PEG plans to build a boutique hotel that will be part of the Marriott Autograph Collections, according to a city government staff report.

Later this summer, the company plans to begin a process that will include a series of hearings in front of the Ketchum Planning and Zoning Commission and the City Council. That process will continue into the fall and winter, and PEG hopes to begin construction in spring of 2020.

The hotel would take 16 to 19 months to construct, Blayden wrote.

The Marriott hotel would join the Limelight Hotel, which is across River Street to the north, a planned hotel project on the east side of Main Street, and the Best Western Plus Kentwood Lodge all in the same general area.

The city of Ketchum has planned for a hotel project on the Gateway site for more than a decade, and conducted a study in 2007 on the design and scale of a hotel for that property.

Blayden wrote that the design is still preliminary and will meet expectations set by the city government and consider the feedback from residents.

“We do have some ideas but nothing that’s far enough along to finalize and/or announce just yet,” Blayden wrote. “We are currently working with a well-respected brand to select one of their boutique flags. Boutique hotels are designed and curated specifically for each geographical area in which they enter—no two boutique hotels are alike, and we think this unique opportunity is a perfect fit for Ketchum.”

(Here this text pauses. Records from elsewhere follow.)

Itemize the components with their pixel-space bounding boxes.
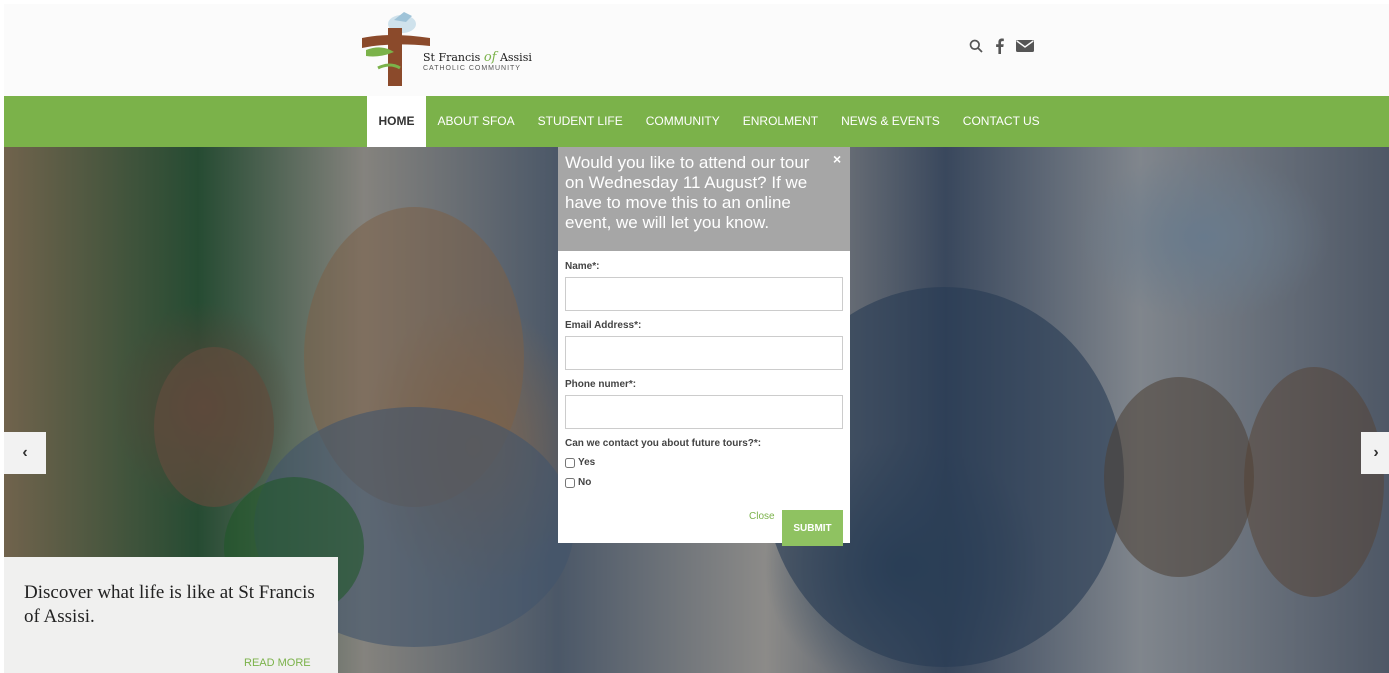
envelope-icon[interactable] <box>1016 36 1034 56</box>
logo-cross-icon <box>362 12 430 86</box>
no-label: No <box>578 477 592 488</box>
submit-button[interactable]: SUBMIT <box>782 510 843 546</box>
nav-item-news-events[interactable]: NEWS & EVENTS <box>830 96 952 147</box>
nav-item-community[interactable]: COMMUNITY <box>634 96 731 147</box>
option-no[interactable]: No <box>565 477 591 488</box>
site-logo[interactable]: St Francis of Assisi CATHOLIC COMMUNITY <box>360 8 540 88</box>
name-label: Name*: <box>565 261 600 272</box>
yes-label: Yes <box>578 457 596 468</box>
close-icon[interactable]: × <box>833 151 841 167</box>
chevron-right-icon: › <box>1373 444 1379 461</box>
logo-subtitle: CATHOLIC COMMUNITY <box>423 65 521 72</box>
tour-signup-modal: Would you like to attend our tour on Wed… <box>558 147 850 546</box>
modal-header: Would you like to attend our tour on Wed… <box>558 147 850 251</box>
no-checkbox[interactable] <box>565 477 575 488</box>
contact-question-label: Can we contact you about future tours?*: <box>565 438 762 449</box>
nav-item-enrolment[interactable]: ENROLMENT <box>731 96 829 147</box>
email-input[interactable] <box>565 336 843 370</box>
slider-prev-button[interactable]: ‹ <box>4 432 46 474</box>
logo-name: St Francis of Assisi <box>423 50 532 65</box>
search-icon[interactable] <box>969 36 983 56</box>
modal-title: Would you like to attend our tour on Wed… <box>565 153 810 232</box>
name-input[interactable] <box>565 277 843 311</box>
read-more-link[interactable]: READ MORE <box>244 657 311 669</box>
nav-item-student-life[interactable]: STUDENT LIFE <box>526 96 634 147</box>
nav-item-contact[interactable]: CONTACT US <box>951 96 1051 147</box>
main-nav: HOME ABOUT SFOA STUDENT LIFE COMMUNITY E… <box>4 96 1389 147</box>
nav-item-home[interactable]: HOME <box>367 96 426 147</box>
facebook-icon[interactable] <box>995 36 1004 56</box>
slide-caption: Discover what life is like at St Francis… <box>4 557 338 673</box>
option-yes[interactable]: Yes <box>565 457 595 468</box>
close-link[interactable]: Close <box>749 511 775 522</box>
caption-text: Discover what life is like at St Francis… <box>24 582 315 627</box>
phone-label: Phone numer*: <box>565 379 637 390</box>
chevron-left-icon: ‹ <box>22 444 28 461</box>
email-label: Email Address*: <box>565 320 642 331</box>
site-header: St Francis of Assisi CATHOLIC COMMUNITY <box>4 4 1389 96</box>
slider-next-button[interactable]: › <box>1361 432 1389 474</box>
nav-item-about[interactable]: ABOUT SFOA <box>426 96 526 147</box>
header-icons <box>969 36 1034 56</box>
phone-input[interactable] <box>565 395 843 429</box>
page: St Francis of Assisi CATHOLIC COMMUNITY … <box>4 4 1389 673</box>
yes-checkbox[interactable] <box>565 457 575 468</box>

PEG has developed a project in Ketchum before. In 2005, it built the Frenchman’s Place mixed-use project that included 62,000 square feet of light-industrial space, affordable and market-rate housing units and underground parking.

Mayor Neil Bradshaw applauded the company’s plan for the new hotel.

“I am delighted that PEG has chosen to invest in Ketchum, and I am encouraged by their planned community outreach program,” Bradshaw said in a news release. “A project that maintains the charm and character of Ketchum is central to our vision for the city, and community input is essential in this process. I hope many stakeholders participate in the survey.”

PEG CEO Cameron Gunter said he wanted to ensure the new hotel fits in with Ketchum’s aesthetic.

“Having developed in Ketchum before, we understand how uniquely invested residents are in the preservation of their beautiful city,” Gunter said. “We aim to design a hotel that blends seamlessly with Ketchum’s cultural and geographical landscape and to add value to the community.”

On Monday, the Ketchum City Council voted to approve a contract with a firm called AECOM that will analyze the new hotel’s potential effect on traffic along Highway 75 and into downtown. The contract is worth $7,150 and will be paid for by PEG.

“Traffic ingress/egress for the project requires careful analysis and coordination with multiple parties including ITD, the city, public and the application,” a city staff report stated.

Blayden wrote that while PEG has nothing to do with developer Jack Bariteau’s long-delayed hotel project across Main Street, the company is mindful of the community displeasure caused by the delays.

“We are aware of the unfortunate situation there,” Blayden wrote. “Our way of doing business is very transparent and community-oriented. We expect this build to take 16-19 months but can certainly vary, based on weather and other factors. However, we do not see any kind of economic recession impacting our ability to complete the project. If anything, we are designing this hotel to boost Ketchum’s economy and weather all market cycles.”